Fish, shellfish, crabs, lobsters, turtles, and seals, as well as seabirds and their eggs are abundant sources of food. Food and water supply was sufficient for subsistence, but that the lack of firewood would have created a hardship.
Also referenced as Bird Island and Moku Manu, Nihoa is the closest island northwest of the main Hawaiian chain, about 155-miles northwest of Ni‘ihau and 250 miles from Honolulu.
It’s the largest and tallest of ten islands and atolls in the uninhabited Northwestern Hawaiian Islands (NWHI;) total land area is about 171-acres (about a mile long, a quarter mile wide.) It is the summit of a huge volcanic rock with two main peaks, Miller’s Peak (895-feet) and Tanager Peak (852-feet.)
Landing on the island is difficult. High, sheer cliffs prevent landing on the east, north, and west sides; the island slopes down to the south, but the shoreline is rocky and unprotected from the surge of southerly swells.
By the time of Western European contact with the Hawaiian Islands, little was collectively known about the Northwestern Hawaiian Islands (NWHI) by the majority of the population, as relatively few individuals traveled to these remote islands and had seen them with their own eyes. However, families from Kaua‘i and Ni‘ihau voyaged to these islands to fish.
The first Westerner to see Nihoa was Captain James Colnett of the ‘Prince of Wales,’ on March 21, 1788.
Within the next century, a number of expeditions were initiated by Hawaiian ali‘i to visit these islands and bring them under
Hawaiian political control and ownership.
Having heard chants and stories about the island of Nihoa, in 1822, Queen Ka‘ahumanu organized and participated in a royal expedition to the island, under the charge of Captain William Sumner. Reportedly, the waterfront area around Ka‘ahumanu Street in Honolulu was named Nihoa in honor of the visit.
The following is a part of the story related to the direction from which the winter rains come:
‘Ea mai ana ke ao ua o Kona,
‘Ea mai ana ma Nihoa
Ma ka mole mai o Lehua
Ua iho a pulu ke kahakai
The rain clouds of Kona come,
Approaching from Nihoa,
From the base of Lehua,
Pouring down, drenching the coast.
In 1856, Nihoa was reaffirmed as part of the existing land mass of Hawai‘i by authority of Alexander Liholiho, Kamehameha IV (March 16, 1856 Circular of the Kingdom of Hawai‘i).

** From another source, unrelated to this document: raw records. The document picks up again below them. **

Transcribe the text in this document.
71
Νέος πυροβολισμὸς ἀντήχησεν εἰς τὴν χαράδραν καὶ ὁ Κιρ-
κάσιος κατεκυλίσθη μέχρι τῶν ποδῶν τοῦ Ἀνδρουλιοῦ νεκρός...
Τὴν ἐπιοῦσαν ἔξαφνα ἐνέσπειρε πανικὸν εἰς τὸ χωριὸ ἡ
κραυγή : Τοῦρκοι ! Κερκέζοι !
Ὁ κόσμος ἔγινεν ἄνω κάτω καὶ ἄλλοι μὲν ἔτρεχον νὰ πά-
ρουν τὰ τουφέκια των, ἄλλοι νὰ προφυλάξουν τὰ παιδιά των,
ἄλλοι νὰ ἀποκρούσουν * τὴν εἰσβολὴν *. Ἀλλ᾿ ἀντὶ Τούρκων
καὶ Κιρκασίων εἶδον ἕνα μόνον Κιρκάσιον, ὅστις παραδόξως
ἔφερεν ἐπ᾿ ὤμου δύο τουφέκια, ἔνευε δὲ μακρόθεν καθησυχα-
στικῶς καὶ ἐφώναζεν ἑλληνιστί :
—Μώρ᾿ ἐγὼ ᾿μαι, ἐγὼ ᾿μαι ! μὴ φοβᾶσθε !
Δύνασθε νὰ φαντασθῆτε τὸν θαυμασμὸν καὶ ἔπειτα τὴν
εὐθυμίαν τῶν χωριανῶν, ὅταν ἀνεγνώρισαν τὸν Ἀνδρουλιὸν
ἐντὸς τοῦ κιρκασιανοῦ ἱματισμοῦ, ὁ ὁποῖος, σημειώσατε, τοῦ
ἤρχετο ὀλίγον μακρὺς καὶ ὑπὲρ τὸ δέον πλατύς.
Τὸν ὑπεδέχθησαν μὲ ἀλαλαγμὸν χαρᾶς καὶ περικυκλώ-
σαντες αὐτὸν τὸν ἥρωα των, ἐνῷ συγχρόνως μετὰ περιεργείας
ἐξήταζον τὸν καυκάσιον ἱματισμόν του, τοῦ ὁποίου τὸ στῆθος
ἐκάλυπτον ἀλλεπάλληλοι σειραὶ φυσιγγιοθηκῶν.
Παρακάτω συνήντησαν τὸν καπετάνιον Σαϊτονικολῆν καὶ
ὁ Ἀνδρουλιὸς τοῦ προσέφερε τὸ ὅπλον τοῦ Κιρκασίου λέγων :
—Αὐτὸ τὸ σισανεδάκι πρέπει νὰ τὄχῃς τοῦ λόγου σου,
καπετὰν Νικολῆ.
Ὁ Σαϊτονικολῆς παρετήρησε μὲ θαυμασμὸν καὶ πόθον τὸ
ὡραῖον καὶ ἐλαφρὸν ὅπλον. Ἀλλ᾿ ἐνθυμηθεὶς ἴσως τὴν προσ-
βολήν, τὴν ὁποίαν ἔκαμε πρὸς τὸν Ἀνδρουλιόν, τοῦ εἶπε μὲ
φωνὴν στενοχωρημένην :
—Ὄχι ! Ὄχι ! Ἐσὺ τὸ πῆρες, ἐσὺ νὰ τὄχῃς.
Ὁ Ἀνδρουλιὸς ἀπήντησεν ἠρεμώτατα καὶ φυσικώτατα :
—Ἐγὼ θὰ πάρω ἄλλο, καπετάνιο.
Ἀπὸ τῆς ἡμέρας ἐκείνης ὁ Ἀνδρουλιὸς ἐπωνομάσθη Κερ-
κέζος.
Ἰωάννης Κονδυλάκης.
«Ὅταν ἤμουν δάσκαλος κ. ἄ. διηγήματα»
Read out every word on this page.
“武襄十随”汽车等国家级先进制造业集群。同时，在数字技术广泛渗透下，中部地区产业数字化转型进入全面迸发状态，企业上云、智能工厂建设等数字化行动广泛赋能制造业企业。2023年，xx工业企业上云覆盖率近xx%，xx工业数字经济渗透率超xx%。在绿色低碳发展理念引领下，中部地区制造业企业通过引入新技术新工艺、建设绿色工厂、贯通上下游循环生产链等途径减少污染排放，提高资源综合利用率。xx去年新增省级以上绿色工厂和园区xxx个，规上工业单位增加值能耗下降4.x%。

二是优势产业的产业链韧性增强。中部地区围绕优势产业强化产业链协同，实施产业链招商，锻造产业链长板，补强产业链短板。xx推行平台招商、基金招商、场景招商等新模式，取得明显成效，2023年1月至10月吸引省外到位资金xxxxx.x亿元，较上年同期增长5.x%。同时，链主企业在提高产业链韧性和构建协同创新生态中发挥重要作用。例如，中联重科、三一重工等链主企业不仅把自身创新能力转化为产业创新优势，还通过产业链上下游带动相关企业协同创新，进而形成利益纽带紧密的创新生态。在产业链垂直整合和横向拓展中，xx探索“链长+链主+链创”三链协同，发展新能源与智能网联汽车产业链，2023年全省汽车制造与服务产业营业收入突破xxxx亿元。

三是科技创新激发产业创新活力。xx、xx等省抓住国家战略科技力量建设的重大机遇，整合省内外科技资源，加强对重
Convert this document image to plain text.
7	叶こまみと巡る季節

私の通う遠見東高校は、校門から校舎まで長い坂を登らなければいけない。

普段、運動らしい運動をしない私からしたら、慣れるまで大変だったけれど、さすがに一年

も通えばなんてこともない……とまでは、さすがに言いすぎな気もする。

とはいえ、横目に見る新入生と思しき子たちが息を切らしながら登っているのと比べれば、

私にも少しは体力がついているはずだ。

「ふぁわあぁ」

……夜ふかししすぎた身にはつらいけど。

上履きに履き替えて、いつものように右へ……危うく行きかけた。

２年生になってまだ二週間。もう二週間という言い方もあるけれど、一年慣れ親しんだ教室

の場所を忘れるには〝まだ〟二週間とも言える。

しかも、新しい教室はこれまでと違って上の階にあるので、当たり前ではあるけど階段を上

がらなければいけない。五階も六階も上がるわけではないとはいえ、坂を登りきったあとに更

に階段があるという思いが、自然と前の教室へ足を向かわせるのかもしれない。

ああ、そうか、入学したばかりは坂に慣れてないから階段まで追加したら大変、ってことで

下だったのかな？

In 1885, the most famous visit by Hawaiian royalty was made by then princess Lydia Lili‘uokalani and her 200-person party who visited Nihoa on the ship ‘Iwalani.’ They brought back artifacts – a stone bowl, a stone dish, a coral rubbing stone and a coral file.
While I have visited the NWHI, now the Papahānaumokuākea Marine National Monument, I have never been to Nihoa. However, in 2003, I had the good fortune to fly over the island and capture a few images of Nihoa.